Re: [RFC PATCH] dax: add badblocks check to Device DAX

From: Dave Jiang
Date: Wed May 03 2017 - 17:56:35 EST


On 05/03/2017 02:48 PM, Dan Williams wrote:
> On Wed, May 3, 2017 at 11:46 AM, Kani, Toshimitsu <toshi.kani@xxxxxxx> wrote:
>> On Wed, 2017-05-03 at 09:30 -0700, Dan Williams wrote:
>>> On Wed, May 3, 2017 at 9:09 AM, Kani, Toshimitsu <toshi.kani@xxxxxxx>
>>> wrote:
>>>> On Wed, 2017-05-03 at 08:52 -0700, Dan Williams wrote:
>>>>> On Wed, May 3, 2017 at 8:31 AM, Toshi Kani <toshi.kani@xxxxxxx>
>>>>> wrote:
>>>>>> This is a RFC patch for seeking suggestions.
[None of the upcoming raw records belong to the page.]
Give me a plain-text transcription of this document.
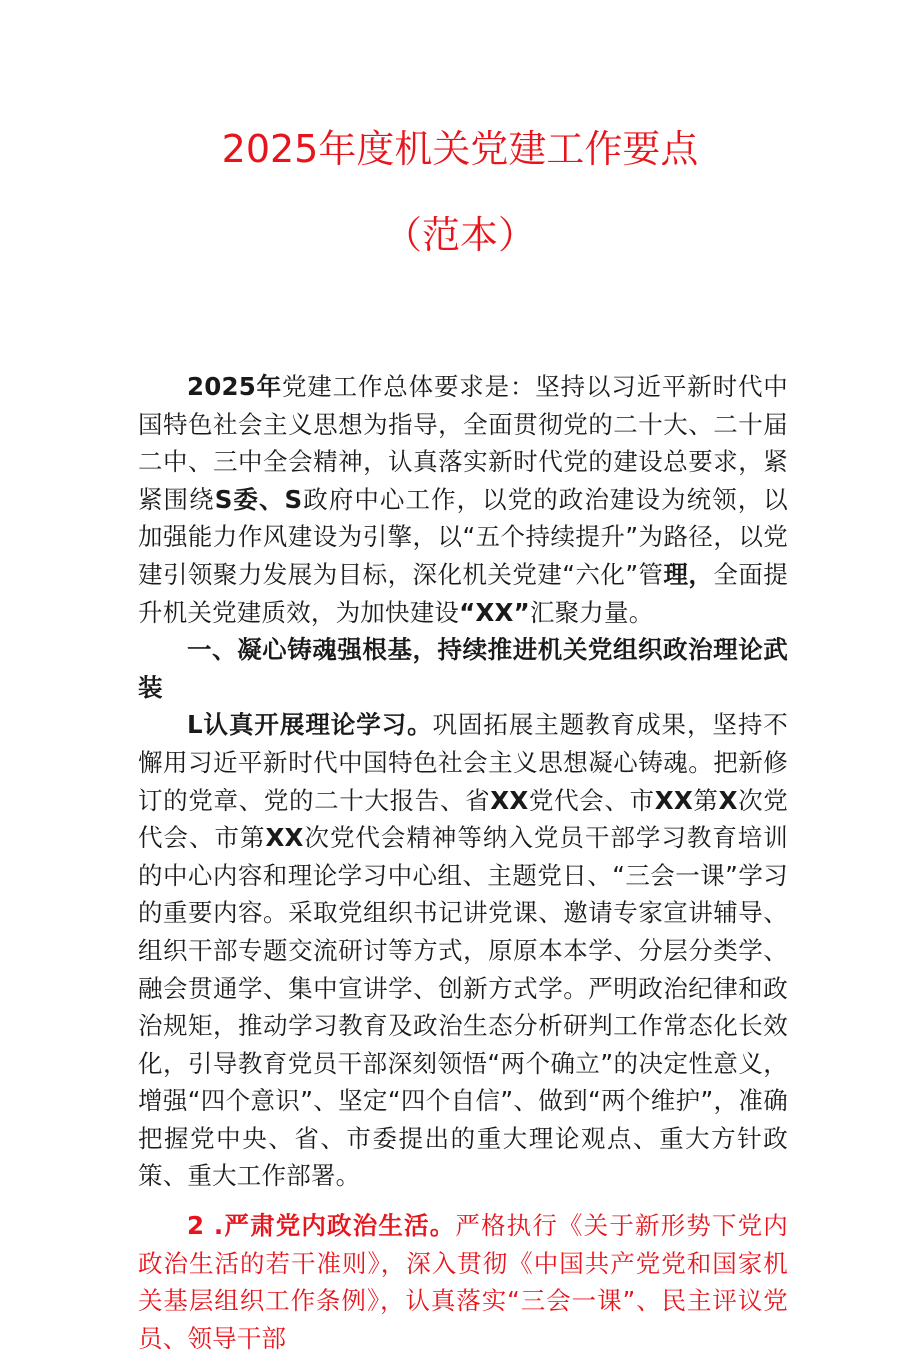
2025年度机关党建工作要点
（范本）

2025年党建工作总体要求是：坚持以习近平新时代中国特色社会主义思想为指导，全面贯彻党的二十大、二十届二中、三中全会精神，认真落实新时代党的建设总要求，紧紧围绕S委、S政府中心工作，以党的政治建设为统领，以加强能力作风建设为引擎，以“五个持续提升”为路径，以党建引领聚力发展为目标，深化机关党建“六化”管理，全面提升机关党建质效，为加快建设“XX”汇聚力量。

一、凝心铸魂强根基，持续推进机关党组织政治理论武装

L认真开展理论学习。巩固拓展主题教育成果，坚持不懈用习近平新时代中国特色社会主义思想凝心铸魂。把新修订的党章、党的二十大报告、省XX党代会、市XX第X次党代会、市第XX次党代会精神等纳入党员干部学习教育培训的中心内容和理论学习中心组、主题党日、“三会一课”学习的重要内容。采取党组织书记讲党课、邀请专家宣讲辅导、组织干部专题交流研讨等方式，原原本本学、分层分类学、融会贯通学、集中宣讲学、创新方式学。严明政治纪律和政治规矩，推动学习教育及政治生态分析研判工作常态化长效化，引导教育党员干部深刻领悟“两个确立”的决定性意义，增强“四个意识”、坚定“四个自信”、做到“两个维护”，准确把握党中央、省、市委提出的重大理论观点、重大方针政策、重大工作部署。

2 .严肃党内政治生活。严格执行《关于新形势下党内政治生活的若干准则》，深入贯彻《中国共产党党和国家机关基层组织工作条例》，认真落实“三会一课”、民主评议党员、领导干部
It adds support
>>>>>> of badblocks check in Device DAX by using region-level
>>>>>> badblocks list. This patch is only briefly tested.
>>>>>>
>>>>>> device_dax is a well-isolated self-contained module as it calls
>>>>>> alloc_dax() with dev_dax, which is private to device_dax. For
>>>>>> checking badblocks, it needs to call dax_pmem to check with
>>>>>> region-level badblocks.
>>>>>>
>>>>>> This patch attempts to keep device_dax self-contained. It adds
>>>>>> check_error() to dax_operations, and dax_check_error() as a
>>>>>> stub with *dev_dax and *dev pointers to convey it to
>>>>>> dax_pmem. I am wondering if this is the right direction, or we
>>>>>> should change the modularity to let dax_pmem call alloc_dax()
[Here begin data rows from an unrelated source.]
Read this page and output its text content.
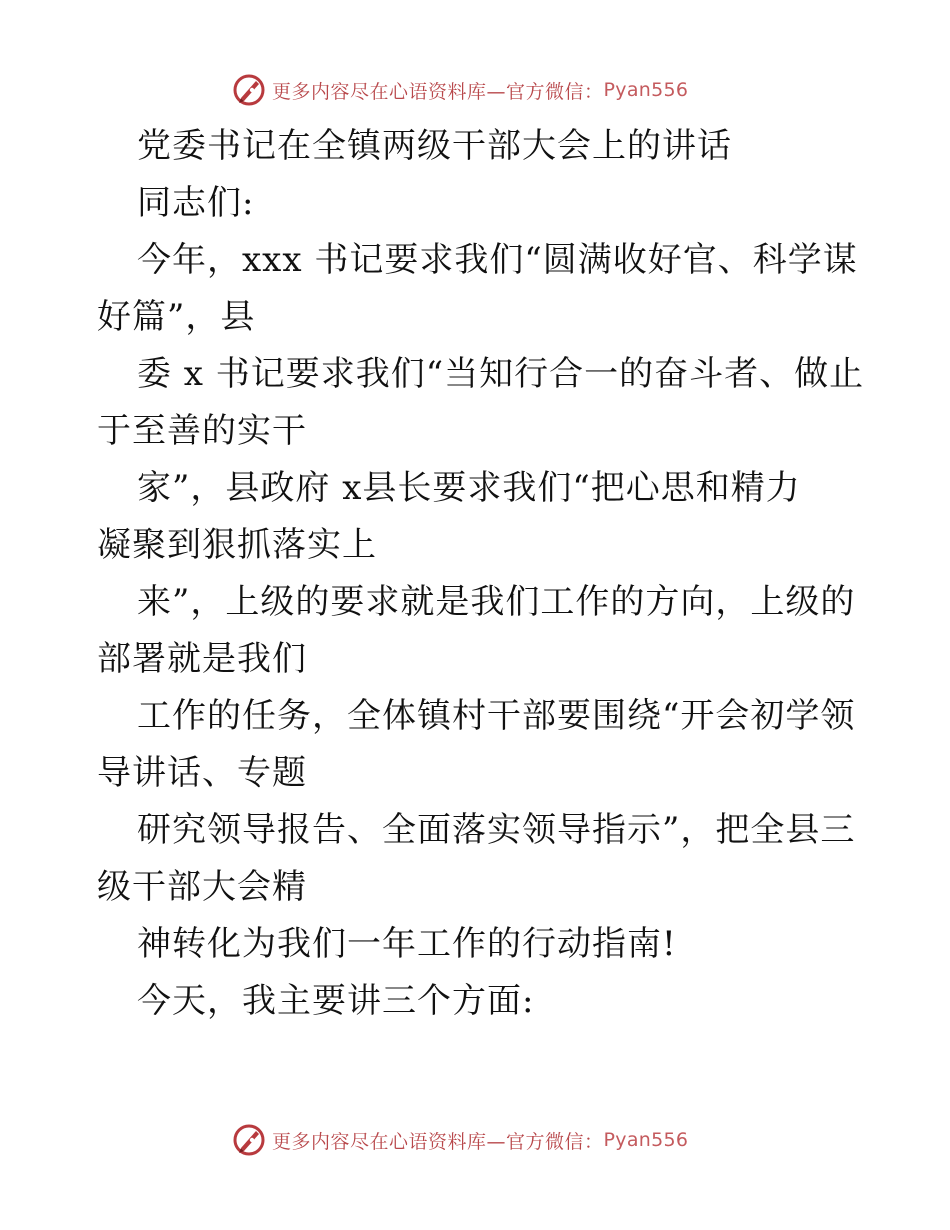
更多内容尽在心语资料库—官方微信： Pyan556
党委书记在全镇两级干部大会上的讲话
同志们:
今年，xxx 书记要求我们“圆满收好官、科学谋
好篇”，县
委 x 书记要求我们“当知行合一的奋斗者、做止
于至善的实干
家”，县政府 x县长要求我们“把心思和精力
凝聚到狠抓落实上
来”，上级的要求就是我们工作的方向，上级的
部署就是我们
工作的任务，全体镇村干部要围绕“开会初学领
导讲话、专题
研究领导报告、全面落实领导指示”，把全县三
级干部大会精
神转化为我们一年工作的行动指南!
今天，我主要讲三个方面:
更多内容尽在心语资料库—官方微信： Pyan556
>>>>>> with its dax_pmem (or I completely missed something).
>>>>>
>>>>> The problem is that device-dax guarantees a given fault
>>>>> granularity. To make that guarantee we can't fallback from 1G or
>>>>> 2M mappings due to an error. We also can't reasonably go the
>>>>> other way and fail mappings that contain a badblock because that
>>>>> would change the blast radius of a media error to the fault size.
>>>>
>>>> Does it mean we expect users to have CPUs with MCE recovery for
>>>> Device DAX? Can we add an attributes like allow error-check &
>>>> fall-back?
>>>
>>> Yes, without MCE recovery device-dax mappings that consume errors
>>> will reboot. If an application needs the kernel protection it should
>>> be using filesystem-dax.
>>
>> Understood. Are we going to provide sysfs "badblocks" for Device DAX
>> as it is also needed for ndctl clear-error?
>
> No, I had started that way, but badblocks really needs write(2) or
> fallocate(PUNCH_HOLE) support for clearing errors. Since we don't want
> to support write(2) and were NAKd from supporting fallocate() the only
> interface that was left was sending clear-error-DSM ioctls directly to
> the nvdimm bus. Since that is a very libnvdimm specific interface it
> made sense to then add badblocks at the libnvdimm-region level. The
> "ndctl clear-error" command is there to do the translation of error
> offsets in user space and supersedes the need for the kernel to carry
> a badblocks file for device-dax.
>

Toshi, I'm also working on ndctl list-errors in relations to dev dax so
that you get a list of badblocks that are fixed up for dev dax.